All of these factors will contribute to patient experience before they even see a provider. Of course, there are also steps staff, nurses, and physicians can take to increase patient satisfaction.
- Be punctual. Doctors often charge a fee and/or cancel an appointment if patients are late. While everyone understands that emergencies happen and delays are inevitable, doctor punctuality should be the norm not the exception.
- Be friendly. A smile goes a long way to making patients feel comfortable and more relaxed. Typically, people are in a healthcare facility due to need or illness, and a smile or a kind tone of voice can be its own kind of treatment. You can still be professional while being nice.

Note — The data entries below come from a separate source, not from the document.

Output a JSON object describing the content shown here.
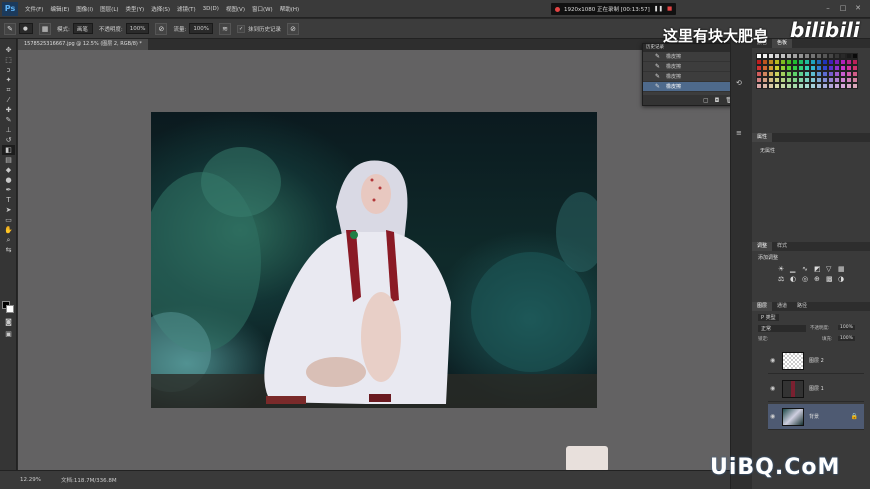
{
  "app": {
    "logo": "Ps",
    "menu": [
      "文件(F)",
      "编辑(E)",
      "图像(I)",
      "图层(L)",
      "类型(Y)",
      "选择(S)",
      "滤镜(T)",
      "3D(D)",
      "视图(V)",
      "窗口(W)",
      "帮助(H)"
    ]
  },
  "recording": {
    "text": "1920x1080 正在录制 [00:13:57]"
  },
  "options": {
    "mode_label": "模式:",
    "mode_value": "画笔",
    "opacity_label": "不透明度:",
    "opacity_value": "100%",
    "flow_label": "流量:",
    "flow_value": "100%",
    "history_label": "抹到历史记录"
  },
  "document": {
    "tab": "1578525316667.jpg @ 12.5% (图层 2, RGB/8) *",
    "zoom": "12.29%",
    "doc_size": "文档:118.7M/336.8M"
  },
  "history": {
    "title": "历史记录",
    "items": [
      "橡皮擦",
      "橡皮擦",
      "橡皮擦",
      "橡皮擦"
    ]
  },
  "right": {
    "swatch_tabs": [
      "颜色",
      "色板"
    ],
    "properties_tabs": [
      "属性"
    ],
    "properties_text": "无属性",
    "adjust_tabs": [
      "调整",
      "样式"
    ],
    "adjust_label": "添加调整",
    "layers_tabs": [
      "图层",
      "通道",
      "路径"
    ],
    "kind_label": "P 类型",
    "blend_mode": "正常",
    "opacity_label": "不透明度:",
    "opacity_value": "100%",
    "lock_label": "锁定:",
    "fill_label": "填充:",
    "fill_value": "100%",
    "layers": [
      "图层 2",
      "图层 1",
      "背景"
    ]
  },
  "watermark": {
    "top": "这里有块大肥皂",
    "brand": "bilibili",
    "bottom": "UiBQ.CoM"
  },
  "colors": {
    "selection_blue": "#4e6a8c",
    "accent_red": "#e24444"
  }
}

- Be attentive. Address the patient by name — the correct name and pronunciation. This helps them feel like a person instead of a file number in a long line of file numbers waiting to be seen. Practice active listening so the patient feels heard, like their health matters to you, and so you are able to accurately remember what they said. Most people are worse at listening than they realize.
- Be trustworthy. Everyone makes mistakes but in the healthcare industry, mistakes can be costly — even deadly. It’s paramount to stay current with research, treatments, medications, and equipment so that your entire office is able to follow best practices and compliance regulations. Patients want to believe what you say — from test results and diagnoses to prescriptions and treatment plans. Patients also want to trust that you’ll do what you say. If you say the office will call to schedule a follow-up appointment, make the call.
- Be professional. Most staff and providers look the part due to their scrubs or lab coats. But does the medical equipment in the facility also look professional? And is it fully functional for the most pleasant treatment experience possible?
The more providers and practices do these things, the more patient satisfaction increases. And if patients perceive they are being cared for, that feeling can translate into improved health outcomes too.